Before me and my husband ended up together, I was in a ten year relationship. It had gone really south after the 7th year or so. The last three years was me trying to figure out how to end it. Sad, but true. I was engaged. But I knew it was never going to end up in marriage. I just knew.
My husband was also engaged to someone, but it didn't work out. When I finally broke up with my ex, we were both single. We started hanging out together as friends. But slowly we both realized how much we just enjoyed each other's company.
Is it weird that he know's about all of my ex's and I know about all of his? Maybe, but I think that knowledge and the history we share is why I wasn't scared to quit my job that I had for over 12 years. Why I wasn't scared to move to Boston for him. Why I wasn't scared to move to Atlanta with him. Why I wasn't freaking out being without a job for almost 18 months. I just had faith that things would eventually work out.

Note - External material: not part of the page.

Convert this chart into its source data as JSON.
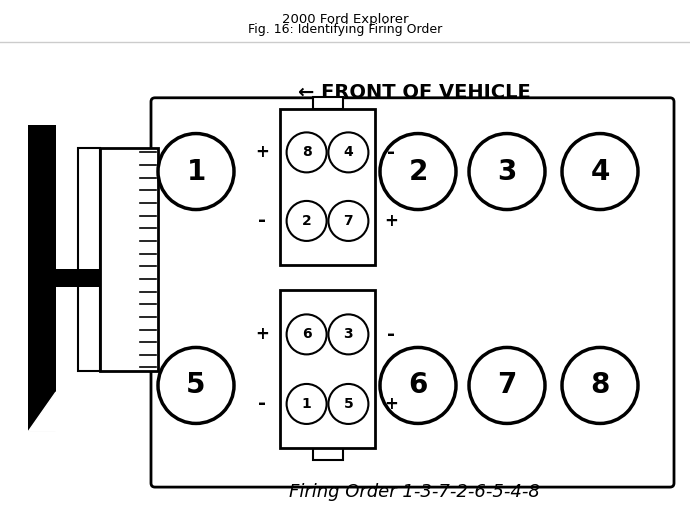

I knew I was finally with someone I really loved and who loved me back. I could finally be myself and somehow he thinks I'm the most beautiful, sexy, funny woman he's ever been with. Do I question his judgement? Sometimes I call him crazy, which he replies, "I'm just crazy for you."
Moral of this story is, don't ever settle. If we had both settled with our ex's, we would never have experienced true love.
When we got married this was a tradition for his side of the family.
He's a much bigger Star Wars fan than I am, but I'm always game.
I'm really grateful to be able to spend the rest of my life with the love of my life.
I need to go to bed now, so I have to end this post here. Hope you all have a great Monday tomorrow! Apologies to the all the Falcon fans though! That was a tough loss.